Pixel Inference Attack: The Human Side Channel

Ron Masas
5 minute read

Our behavior is extremely predictable when it comes to how we use the web.
When a popup jumps at us we close it. When we see a captcha, we solve it.

It’s easy to underestimate the information that can be leaked by knowing the color of a single-pixel on a cross-origin page. While the Same Origin Policy prevents scripts from accessing different origins, it does not limit what is shown on our screen.

In this post, I'm going to talk about attacks that exploit the users themselves as a side-channel. This is done by tricking users into unknowingly disclosing private information by taking advantage of their visual system.

Most of the attacks I’m going to discuss relies on the dangerous combination of humans, CSS, and the lovely iframe tag.

Thanks to the X-Frame-Options header there aren’t that many sites that both reflect valuable information and can be used in an iframe. However, the fact that there aren’t many of them does not mean the biggest social network in the world isn't one of them.

Allow me to introduce, the Facebook like button. It’s an iframe that reflects whether or not you like something.

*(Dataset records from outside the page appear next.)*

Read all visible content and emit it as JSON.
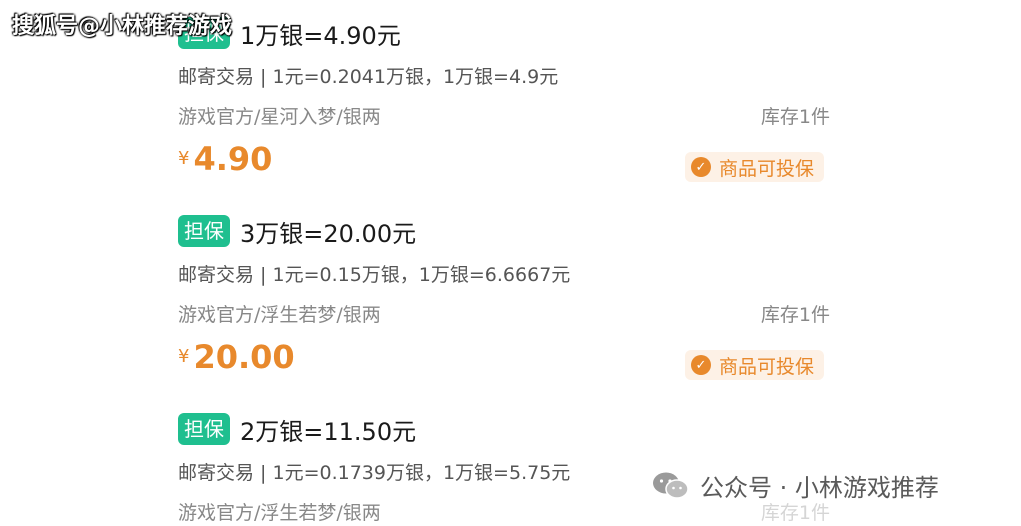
{
  "watermark_top": "搜狐号@小林推荐游戏",
  "watermark_bottom": "公众号 · 小林游戏推荐",
  "listings": [
    {
      "badge": "担保",
      "title": "1万银=4.90元",
      "desc": "邮寄交易 | 1元=0.2041万银，1万银=4.9元",
      "source": "游戏官方/星河入梦/银两",
      "stock": "库存1件",
      "currency": "¥",
      "price": "4.90",
      "guarantee": "商品可投保"
    },
    {
      "badge": "担保",
      "title": "3万银=20.00元",
      "desc": "邮寄交易 | 1元=0.15万银，1万银=6.6667元",
      "source": "游戏官方/浮生若梦/银两",
      "stock": "库存1件",
      "currency": "¥",
      "price": "20.00",
      "guarantee": "商品可投保"
    },
    {
      "badge": "担保",
      "title": "2万银=11.50元",
      "desc": "邮寄交易 | 1元=0.1739万银，1万银=5.75元",
      "source": "游戏官方/浮生若梦/银两",
      "stock": "库存1件"
    }
  ],
  "colors": {
    "badge_green": "#1fbf8f",
    "price_orange": "#e8892c"
  }
}
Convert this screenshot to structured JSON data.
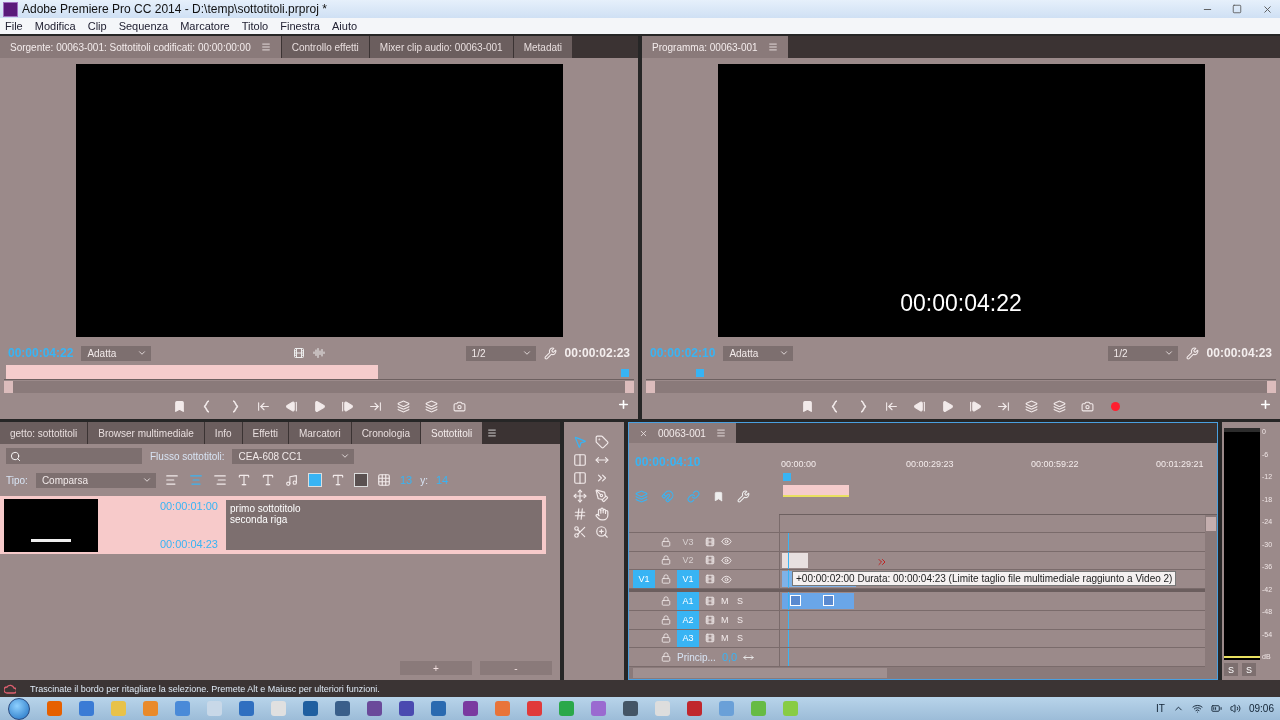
{
  "window": {
    "title": "Adobe Premiere Pro CC 2014 - D:\\temp\\sottotitoli.prproj *"
  },
  "menu": [
    "File",
    "Modifica",
    "Clip",
    "Sequenza",
    "Marcatore",
    "Titolo",
    "Finestra",
    "Aiuto"
  ],
  "source_monitor": {
    "tabs": [
      {
        "label": "Sorgente: 00063-001: Sottotitoli codificati: 00:00:00:00",
        "selected": true
      },
      {
        "label": "Controllo effetti",
        "selected": false
      },
      {
        "label": "Mixer clip audio: 00063-001",
        "selected": false
      },
      {
        "label": "Metadati",
        "selected": false
      }
    ],
    "timecode": "00:00:04:22",
    "fit": "Adatta",
    "resolution": "1/2",
    "duration": "00:00:02:23",
    "transport": [
      {
        "kind": "marker"
      },
      {
        "kind": "mark-in"
      },
      {
        "kind": "mark-out"
      },
      {
        "kind": "go-to-in"
      },
      {
        "kind": "step-back"
      },
      {
        "kind": "play"
      },
      {
        "kind": "step-forward"
      },
      {
        "kind": "go-to-out"
      },
      {
        "kind": "insert"
      },
      {
        "kind": "overwrite"
      },
      {
        "kind": "export-frame"
      }
    ]
  },
  "program_monitor": {
    "tabs": [
      {
        "label": "Programma: 00063-001",
        "selected": true
      }
    ],
    "overlay_timecode": "00:00:04:22",
    "timecode": "00:00:02:10",
    "fit": "Adatta",
    "resolution": "1/2",
    "duration": "00:00:04:23",
    "transport": [
      {
        "kind": "marker"
      },
      {
        "kind": "mark-in"
      },
      {
        "kind": "mark-out"
      },
      {
        "kind": "go-to-in"
      },
      {
        "kind": "step-back"
      },
      {
        "kind": "play"
      },
      {
        "kind": "step-forward"
      },
      {
        "kind": "go-to-out"
      },
      {
        "kind": "lift"
      },
      {
        "kind": "extract"
      },
      {
        "kind": "export-frame"
      },
      {
        "kind": "record"
      }
    ]
  },
  "captions_panel": {
    "tabs": [
      {
        "label": "getto: sottotitoli",
        "selected": false
      },
      {
        "label": "Browser multimediale",
        "selected": false
      },
      {
        "label": "Info",
        "selected": false
      },
      {
        "label": "Effetti",
        "selected": false
      },
      {
        "label": "Marcatori",
        "selected": false
      },
      {
        "label": "Cronologia",
        "selected": false
      },
      {
        "label": "Sottotitoli",
        "selected": true
      }
    ],
    "stream_label": "Flusso sottotitoli:",
    "stream": "CEA-608 CC1",
    "type_label": "Tipo:",
    "type": "Comparsa",
    "alignments": [
      {
        "kind": "left",
        "selected": false
      },
      {
        "kind": "center",
        "selected": true
      },
      {
        "kind": "right",
        "selected": false
      }
    ],
    "x_value": "13",
    "y_label": "y:",
    "y_value": "14",
    "captions": [
      {
        "start": "00:00:01:00",
        "end": "00:00:04:23",
        "text": "primo sottotitolo\nseconda riga",
        "selected": true
      }
    ],
    "buttons": [
      "+",
      "-"
    ]
  },
  "tools": [
    {
      "kind": "select",
      "selected": true
    },
    {
      "kind": "track-select",
      "selected": false
    },
    {
      "kind": "ripple",
      "selected": false
    },
    {
      "kind": "rolling",
      "selected": false
    },
    {
      "kind": "rate",
      "selected": false
    },
    {
      "kind": "razor",
      "selected": false
    },
    {
      "kind": "slip",
      "selected": false
    },
    {
      "kind": "pen",
      "selected": false
    },
    {
      "kind": "slide",
      "selected": false
    },
    {
      "kind": "hand",
      "selected": false
    },
    {
      "kind": "stretch",
      "selected": false
    },
    {
      "kind": "zoom",
      "selected": false
    }
  ],
  "timeline": {
    "tab": "00063-001",
    "timecode": "00:00:04:10",
    "ruler": [
      "00:00:00",
      "00:00:29:23",
      "00:00:59:22",
      "00:01:29:21"
    ],
    "tracks": [
      {
        "kind": "video",
        "name": "V3",
        "targeted": false
      },
      {
        "kind": "video",
        "name": "V2",
        "targeted": false
      },
      {
        "kind": "video",
        "name": "V1",
        "targeted": true,
        "source": "V1"
      },
      {
        "kind": "audio",
        "name": "A1",
        "targeted": true,
        "mute": "M",
        "solo": "S"
      },
      {
        "kind": "audio",
        "name": "A2",
        "targeted": true,
        "mute": "M",
        "solo": "S"
      },
      {
        "kind": "audio",
        "name": "A3",
        "targeted": true,
        "mute": "M",
        "solo": "S"
      },
      {
        "kind": "master",
        "name": "Princip...",
        "value": "0,0"
      }
    ],
    "tooltip": "+00:00:02:00 Durata: 00:00:04:23 (Limite taglio file multimediale raggiunto a Video 2)"
  },
  "audio_meter": {
    "scale": [
      "0",
      "-6",
      "-12",
      "-18",
      "-24",
      "-30",
      "-36",
      "-42",
      "-48",
      "-54",
      "dB"
    ],
    "buttons": [
      "S",
      "S"
    ]
  },
  "status_bar": "Trascinate il bordo per ritagliare la selezione. Premete Alt e Maiusc per ulteriori funzioni.",
  "taskbar": {
    "apps": [
      {
        "color": "#e66000"
      },
      {
        "color": "#3a7bd5"
      },
      {
        "color": "#e8c24a"
      },
      {
        "color": "#e98a2b"
      },
      {
        "color": "#4a8ad8"
      },
      {
        "color": "#c8d8e8"
      },
      {
        "color": "#2f6fc0"
      },
      {
        "color": "#e0e0e0"
      },
      {
        "color": "#1f5fa0"
      },
      {
        "color": "#3a5f8a"
      },
      {
        "color": "#6a4a9a"
      },
      {
        "color": "#4a4ab0"
      },
      {
        "color": "#2a6ab0"
      },
      {
        "color": "#7a3aa0"
      },
      {
        "color": "#e8743a"
      },
      {
        "color": "#e03a3a"
      },
      {
        "color": "#2aa84a"
      },
      {
        "color": "#9a6ad0"
      },
      {
        "color": "#445566"
      },
      {
        "color": "#dddddd"
      },
      {
        "color": "#c0272d"
      },
      {
        "color": "#6aa0d8"
      },
      {
        "color": "#66bb44"
      },
      {
        "color": "#88cc44"
      }
    ],
    "language": "IT",
    "clock": "09:06"
  }
}
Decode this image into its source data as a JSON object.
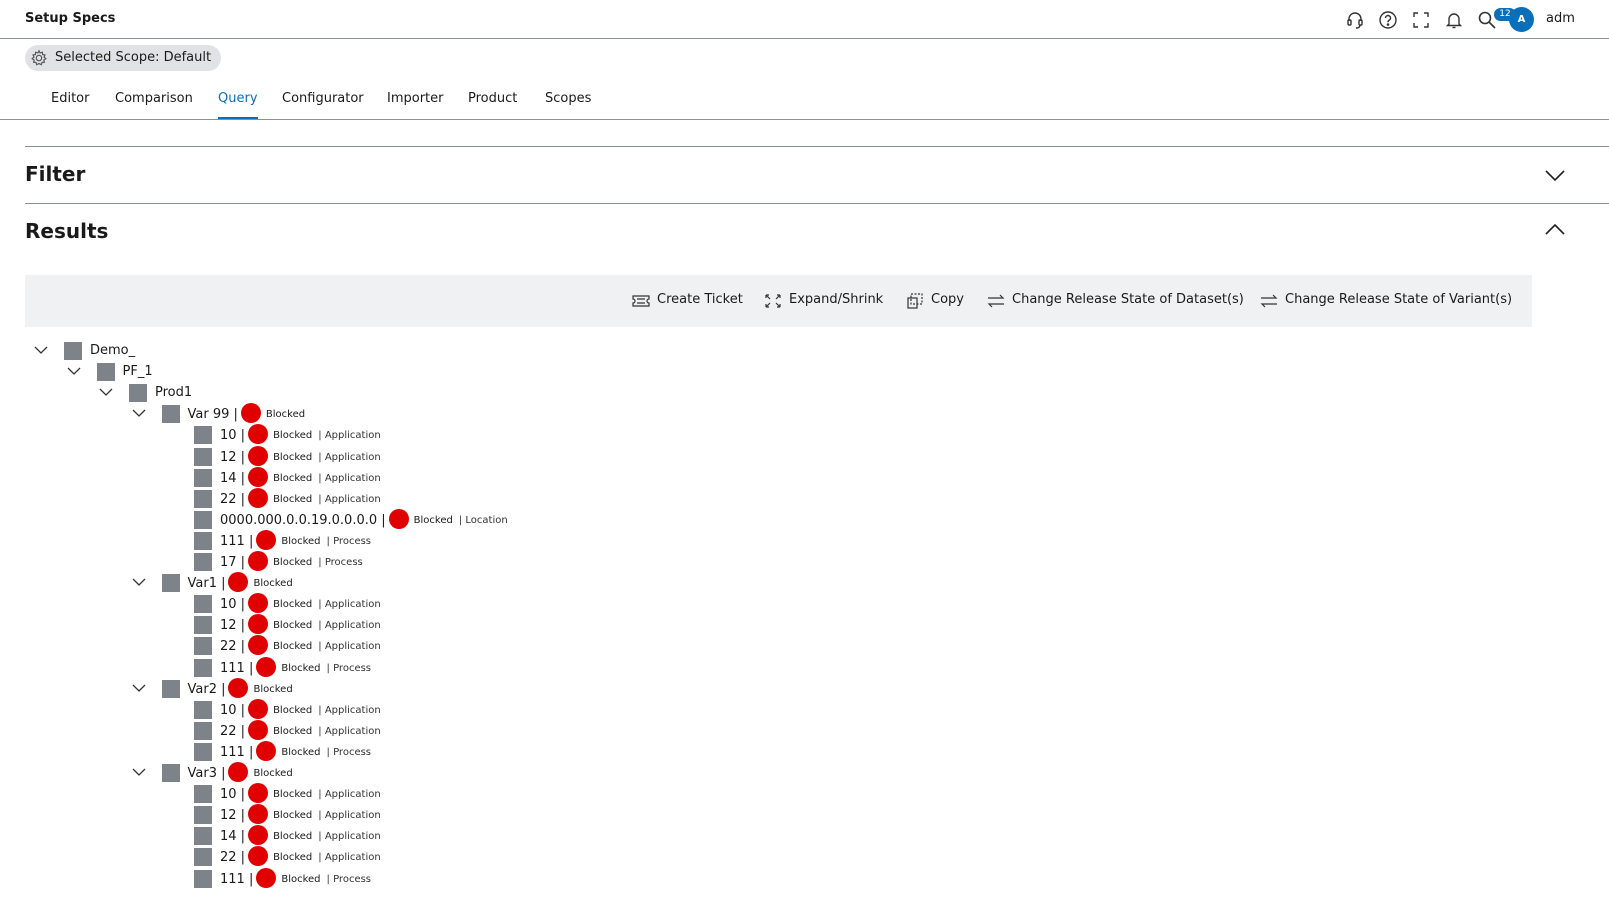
{
  "app": {
    "title": "Setup Specs",
    "notification_count": "12",
    "avatar_initial": "A",
    "user_name": "adm"
  },
  "scope": {
    "label": "Selected Scope: Default"
  },
  "tabs": [
    {
      "label": "Editor"
    },
    {
      "label": "Comparison"
    },
    {
      "label": "Query",
      "active": true
    },
    {
      "label": "Configurator"
    },
    {
      "label": "Importer"
    },
    {
      "label": "Product"
    },
    {
      "label": "Scopes"
    }
  ],
  "sections": {
    "filter": "Filter",
    "results": "Results"
  },
  "toolbar": {
    "create_ticket": "Create Ticket",
    "expand_shrink": "Expand/Shrink",
    "copy": "Copy",
    "change_dataset": "Change Release State of Dataset(s)",
    "change_variant": "Change Release State of Variant(s)"
  },
  "colors": {
    "accent": "#0a6fb8",
    "blocked": "#e00000",
    "node": "#7d8389",
    "toolbar_bg": "#eff1f2"
  },
  "tree": [
    {
      "level": 0,
      "label": "Demo_",
      "expandable": true
    },
    {
      "level": 1,
      "label": "PF_1",
      "expandable": true
    },
    {
      "level": 2,
      "label": "Prod1",
      "expandable": true
    },
    {
      "level": 3,
      "label": "Var 99 |",
      "expandable": true,
      "state": "Blocked"
    },
    {
      "level": 4,
      "label": "10 |",
      "state": "Blocked",
      "kind": "| Application"
    },
    {
      "level": 4,
      "label": "12 |",
      "state": "Blocked",
      "kind": "| Application"
    },
    {
      "level": 4,
      "label": "14 |",
      "state": "Blocked",
      "kind": "| Application"
    },
    {
      "level": 4,
      "label": "22 |",
      "state": "Blocked",
      "kind": "| Application"
    },
    {
      "level": 4,
      "label": "0000.000.0.0.19.0.0.0.0 |",
      "state": "Blocked",
      "kind": "| Location"
    },
    {
      "level": 4,
      "label": "111 |",
      "state": "Blocked",
      "kind": "| Process"
    },
    {
      "level": 4,
      "label": "17 |",
      "state": "Blocked",
      "kind": "| Process"
    },
    {
      "level": 3,
      "label": "Var1 |",
      "expandable": true,
      "state": "Blocked"
    },
    {
      "level": 4,
      "label": "10 |",
      "state": "Blocked",
      "kind": "| Application"
    },
    {
      "level": 4,
      "label": "12 |",
      "state": "Blocked",
      "kind": "| Application"
    },
    {
      "level": 4,
      "label": "22 |",
      "state": "Blocked",
      "kind": "| Application"
    },
    {
      "level": 4,
      "label": "111 |",
      "state": "Blocked",
      "kind": "| Process"
    },
    {
      "level": 3,
      "label": "Var2 |",
      "expandable": true,
      "state": "Blocked"
    },
    {
      "level": 4,
      "label": "10 |",
      "state": "Blocked",
      "kind": "| Application"
    },
    {
      "level": 4,
      "label": "22 |",
      "state": "Blocked",
      "kind": "| Application"
    },
    {
      "level": 4,
      "label": "111 |",
      "state": "Blocked",
      "kind": "| Process"
    },
    {
      "level": 3,
      "label": "Var3 |",
      "expandable": true,
      "state": "Blocked"
    },
    {
      "level": 4,
      "label": "10 |",
      "state": "Blocked",
      "kind": "| Application"
    },
    {
      "level": 4,
      "label": "12 |",
      "state": "Blocked",
      "kind": "| Application"
    },
    {
      "level": 4,
      "label": "14 |",
      "state": "Blocked",
      "kind": "| Application"
    },
    {
      "level": 4,
      "label": "22 |",
      "state": "Blocked",
      "kind": "| Application"
    },
    {
      "level": 4,
      "label": "111 |",
      "state": "Blocked",
      "kind": "| Process"
    }
  ]
}
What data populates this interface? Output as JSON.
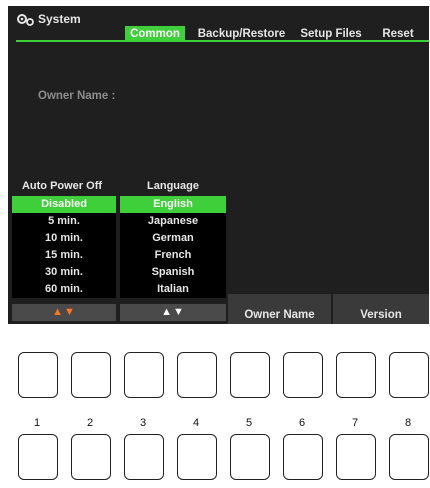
{
  "header": {
    "title": "System",
    "icon": "gears-icon"
  },
  "tabs": [
    {
      "label": "Common",
      "active": true
    },
    {
      "label": "Backup/Restore",
      "active": false
    },
    {
      "label": "Setup Files",
      "active": false
    },
    {
      "label": "Reset",
      "active": false
    }
  ],
  "owner_name_label": "Owner Name :",
  "auto_power_off": {
    "header": "Auto Power Off",
    "options": [
      "Disabled",
      "5 min.",
      "10 min.",
      "15 min.",
      "30 min.",
      "60 min."
    ],
    "selected": "Disabled",
    "arrows": "▲▼"
  },
  "language": {
    "header": "Language",
    "options": [
      "English",
      "Japanese",
      "German",
      "French",
      "Spanish",
      "Italian"
    ],
    "selected": "English",
    "arrows": "▲▼"
  },
  "buttons": {
    "owner_name": "Owner Name",
    "version": "Version"
  },
  "hardware_button_numbers": [
    "1",
    "2",
    "3",
    "4",
    "5",
    "6",
    "7",
    "8"
  ],
  "colors": {
    "accent": "#3fcf3a",
    "screen_bg": "#1f1f1f",
    "arrow_orange": "#ff7a1a"
  }
}
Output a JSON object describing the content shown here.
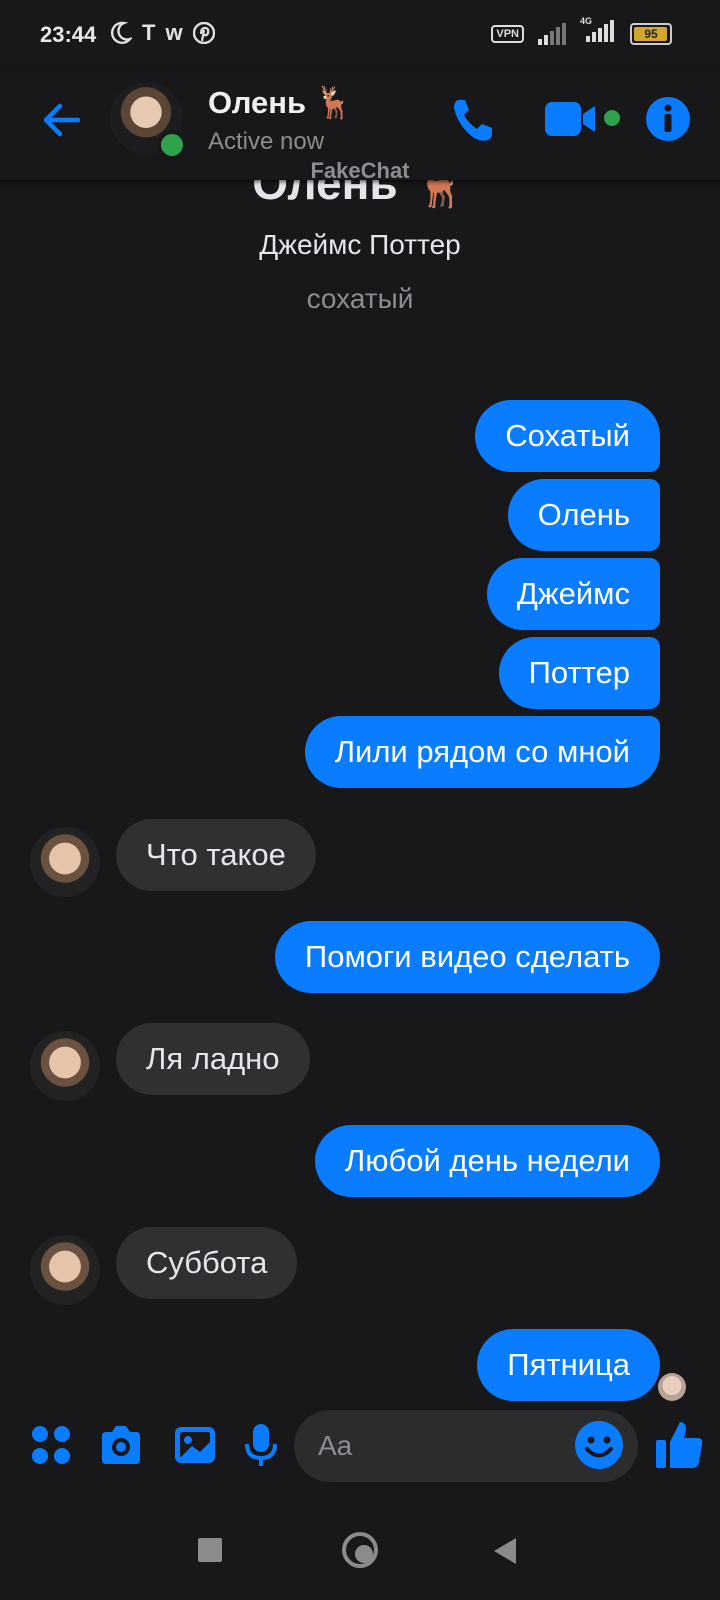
{
  "status_bar": {
    "time": "23:44",
    "left_icons": [
      "moon-icon",
      "t-icon",
      "w-icon",
      "pinterest-icon"
    ],
    "vpn": "VPN",
    "network": "4G",
    "battery": "95"
  },
  "header": {
    "name": "Олень 🦌",
    "status": "Active now"
  },
  "watermark": "FakeChat",
  "profile": {
    "name": "Олень 🦌",
    "full_name": "Джеймс Поттер",
    "nickname": "сохатый"
  },
  "messages": [
    {
      "dir": "out",
      "text": "Сохатый"
    },
    {
      "dir": "out",
      "text": "Олень"
    },
    {
      "dir": "out",
      "text": "Джеймс"
    },
    {
      "dir": "out",
      "text": "Поттер"
    },
    {
      "dir": "out",
      "text": "Лили рядом со мной"
    },
    {
      "dir": "in",
      "text": "Что такое"
    },
    {
      "dir": "out",
      "text": "Помоги видео сделать"
    },
    {
      "dir": "in",
      "text": "Ля ладно"
    },
    {
      "dir": "out",
      "text": "Любой день недели"
    },
    {
      "dir": "in",
      "text": "Суббота"
    },
    {
      "dir": "out",
      "text": "Пятница"
    }
  ],
  "composer": {
    "placeholder": "Aa"
  },
  "colors": {
    "accent": "#0a7cff",
    "background": "#18181a",
    "incoming_bubble": "#303033",
    "online": "#31a24c"
  }
}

The like button contains many pixels that leak its state. For example, the pixel color in the tip of the thumb of the like button “off state” would be light blue if the currently logged Facebook user liked the tested page or white if he doesn’t. With a bit of CSS magic, we can cut, scale, and normalize the colors so that we have a square in whatever size we want that is either black or white depending on whether the current Facebook user likes a given page.

Since we know the color must be either white or black, we can simply position two elements on top of it, one black and one white (see the illustration below) and let our user click the one he can see, unknowingly disclosing the pixel color to us.

Facebook Pixel Extraction

I made a proof of concept that leaks whether or not the current Facebook user likes the Nike Facebook page.
Please note, you must be logged in to Facebook for the attack to work, the attack does not work on iOS.

While writing this post I thought about a cool, yet not so practical variation of this attack. The idea was to use the user webcam to figure out the pixel color by measuring the light the screen emits.

This obviously assumes the user has a webcam, and that he’s given a rogue site access to it. On top of it, the technique wouldn’t work in some lighting conditions, or if the screen light does not affect what's being recorded.

With that said, once we have access to the camera, we can continuously leak information without any further user interaction.

Theoretically, I believe this method could be used to extract arbitrary text from any embeddable page by performing multiple tests on each character. Once you identify the character you essentially also solve the "character distance problem".

With that said, extraction will be slow, my estimation is that each character would take between 1-5 seconds.

Below is my proof of concept for leaking whether or not you like the Nike Facebook page using your camera.

Leaking Your Browser History

Links can have different colors based on whether or not you’ve visited the page they reference. Unfortunately, this behavior can be easily exploited.
With a bit of CSS, we can turn the link into a single pixel reflecting this boolean result, and then, we could use one of the techniques I’ve discussed above to trick the user into leaking it.

Evil Captcha

When an embeddable page renders personal and or sensitive information in a predictable location, a fake captcha can be used to trick users into leaking their own information.

The fake captcha is simply a bunch of iframe elements that were transformed to show a single or a group of characters.

When leaking numbers, this attack works perfectly.
This is because numbers have the same width, which means we can reliably show each number in its own iframe.

However, English letters have different widths, which means we can not reliably create iframes that show just a single letter. I overcome this limitation by showing a chunk of characters each time, purposely overlapping a few pixels for each chunk.

I recently found out Google Docs documents can be embedded. As you can see below, when the viewing user does not have sufficient permission to view the page a "request access" page is shown with the user email address at the bottom.

I made a proof of concept showing how this could be abused to leak the user email address. You have to be logged into your Google account for the demo below to work.

To perform this attack we have to find an embeddable page that reflects a valuable user state in the form of a pixel color in a predictable location.

For example, a page that has user-related content that affects the position of the pixel we wish to leak would make this attack impossible. This is because we wouldn't be able to eloquently cut and scale the iframe to show just that one pixel.

Closing Thoughts

I think that some of the attacks I've discussed are highly practical and should be taken into consideration when creating
embeddable pages.

Currently, rogue sites could use those types of attacks to incrementally collect private information about their users.

  • Facebook should at the minimum allow users to disable the like button statefulness.
  • Browsers should disable or at least give the option to disable the coloring of previously visited links.